Pada saat Yesus meredakan topan dan ombak, murid-murid-Nya menyembah-Nya dan berkata, “Siapa gerangan Engkau ini, sehingga angin dan danau pun taat pada-Mu?” Dan Thomas ketika berlutut di hadapan-Nya berkata, “Ya Tuhanku dan Allahku.” Ini semua menunjukkan bahwa Kristus adalah Tuhan atas alam yang patut menerima sembah sujud kita.

Sayang sekali pada waktu mereka menyembah Kristus, sambil menyembah, mereka meragukan Dia. Bukankah ini cermin dari kita yang kurang pengertian yang sempurna tentang sifat supra-alamiah Kristus? Selama ini, teolog-teolog liberal menolak sifat keilahian Yesus dan hanya menitikberatkan sifat moral-Nya. Itulah sebabnya, gereja-gereja mereka mundur. Jika Tuhan tidak memiliki kedaulatan mutlak dalam gereja, maka Injil yang kita beritakan pun tak mempunyai dasar yang sejati. Seorang yang tidak tahu menyembah kepada Tuhan adalah orang yang tidak mengetahui Amanat Agung. Seorang yang tidak tahu menempatkan posisi Kristus yang supraalamiah dalam hatinya adalah orang yang tidak dapat menjalankan perintah pemberitaan Injil. Tuhan yang kekal dan supraalamiah adalah Tuhan yang telah menang atas semesta alam. Sifat inilah yang menjadi dasar sifat Amanat Agung.

2. Sifat Otoritas

Dengan kuasa-Nya yang melampaui segala kuasa di langit dan di bumi Dia memberikan amanat ini dan mengutus murid-murid-Nya. Yesus mendekati mereka dan berkata, “Kepada-Ku telah diberikan segala kuasa di surga dan di bumi.” Ini bukan merupakan kemenangan dari sifat keilahian Kristus, melainkan kemenangan dari sifat kemanusiaan-Nya. Sifat keilahian Kristus tidak perlu ditingkatkan lagi karena Allah adalah yang tertinggi; sifat keilahian Kristus tidak perlu ditambah dengan kuasa apa pun, karena Dia sudah memiliki kuasa yang mahatinggi. Pada saat Kristus datang ke dunia dan menjadi manusia, Dia pernah menjadi seorang yang tak mempunyai kuasa, dilahirkan sebagai manusia namun tak memiliki hak asasi manusia: pada saat lahir meminjam tempat hewan, pada saat mati pun meminjam kubur orang. Tetapi puji syukur kepada Allah, sebagaimana Adam telah menjadi wakil kita menempuh jalan kegagalan, Kristus Kalam yang telah menjadi daging telah membuka jalan kemenangan bagi kita. Kemenangan sifat kemanusiaan Kristus menjadi wakil kemenangan yang agung bagi umat manusia. Apa yang dicapai oleh sifat kemanusiaan Kristus merupakan penggenapan yang sempurna, yang diidamkan dan tidak pernah mungkin tercapai oleh umat manusia.

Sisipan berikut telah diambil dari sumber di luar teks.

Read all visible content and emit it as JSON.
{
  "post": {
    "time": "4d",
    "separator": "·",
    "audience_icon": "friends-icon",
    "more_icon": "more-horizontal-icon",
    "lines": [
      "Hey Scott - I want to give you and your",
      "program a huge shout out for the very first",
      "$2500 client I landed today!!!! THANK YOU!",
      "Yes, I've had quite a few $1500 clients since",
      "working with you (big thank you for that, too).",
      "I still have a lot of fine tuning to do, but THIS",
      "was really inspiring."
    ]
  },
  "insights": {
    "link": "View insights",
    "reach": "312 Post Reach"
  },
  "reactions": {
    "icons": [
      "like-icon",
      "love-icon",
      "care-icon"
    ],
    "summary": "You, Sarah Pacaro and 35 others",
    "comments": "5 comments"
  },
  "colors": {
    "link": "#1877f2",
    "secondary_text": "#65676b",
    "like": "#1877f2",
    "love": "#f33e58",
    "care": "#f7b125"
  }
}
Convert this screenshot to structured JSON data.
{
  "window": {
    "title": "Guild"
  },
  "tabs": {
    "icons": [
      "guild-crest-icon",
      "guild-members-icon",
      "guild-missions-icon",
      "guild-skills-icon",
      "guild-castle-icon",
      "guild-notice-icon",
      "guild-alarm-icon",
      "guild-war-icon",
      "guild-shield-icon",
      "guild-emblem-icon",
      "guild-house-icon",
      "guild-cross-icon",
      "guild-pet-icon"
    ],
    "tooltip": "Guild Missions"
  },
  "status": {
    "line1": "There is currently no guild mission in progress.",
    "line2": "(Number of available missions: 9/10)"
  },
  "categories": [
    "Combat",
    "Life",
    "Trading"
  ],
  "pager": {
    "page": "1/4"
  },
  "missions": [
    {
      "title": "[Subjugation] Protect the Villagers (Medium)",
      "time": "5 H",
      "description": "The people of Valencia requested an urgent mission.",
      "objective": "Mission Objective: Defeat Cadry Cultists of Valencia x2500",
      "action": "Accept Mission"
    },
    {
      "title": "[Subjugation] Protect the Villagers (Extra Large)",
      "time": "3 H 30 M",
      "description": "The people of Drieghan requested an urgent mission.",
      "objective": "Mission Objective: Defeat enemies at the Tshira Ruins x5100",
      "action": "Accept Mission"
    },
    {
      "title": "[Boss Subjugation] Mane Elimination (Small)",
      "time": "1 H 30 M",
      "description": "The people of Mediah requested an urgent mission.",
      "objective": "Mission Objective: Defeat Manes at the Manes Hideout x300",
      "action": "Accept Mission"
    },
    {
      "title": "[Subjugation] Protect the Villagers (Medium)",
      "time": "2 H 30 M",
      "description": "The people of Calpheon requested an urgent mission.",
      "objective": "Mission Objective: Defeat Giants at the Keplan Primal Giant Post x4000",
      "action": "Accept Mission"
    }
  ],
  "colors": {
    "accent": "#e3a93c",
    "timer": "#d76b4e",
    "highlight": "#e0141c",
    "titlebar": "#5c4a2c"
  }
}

Segala kuasa di surga dan di bumi telah diberikan kepada-Nya. Tuhan kita telah memberikan kuasa kepada gereja, itulah sebabnya kita dapat melakukan penginjilan. Hari ini, berdasarkan kuasa inilah, kita memberitakan Injil kepada massa manusia. Janganlah takut, hai kamu kawanan kecil! Hari ini yang Tuhan berikan kepada kita adalah kuasa dan bukan pengalaman. Janganlah mengira bahwa dengan bersandar kepada gelar dan pengetahuan kita dapat melepaskan orang dari kuasa alam maut serta berpaling kepada Allah. Kita hanya dapat membuang rintangan yang terdapat dalam kepercayaan orang, namun yang menimbulkan iman pada manusia adalah Roh Kudus dan kebenaran.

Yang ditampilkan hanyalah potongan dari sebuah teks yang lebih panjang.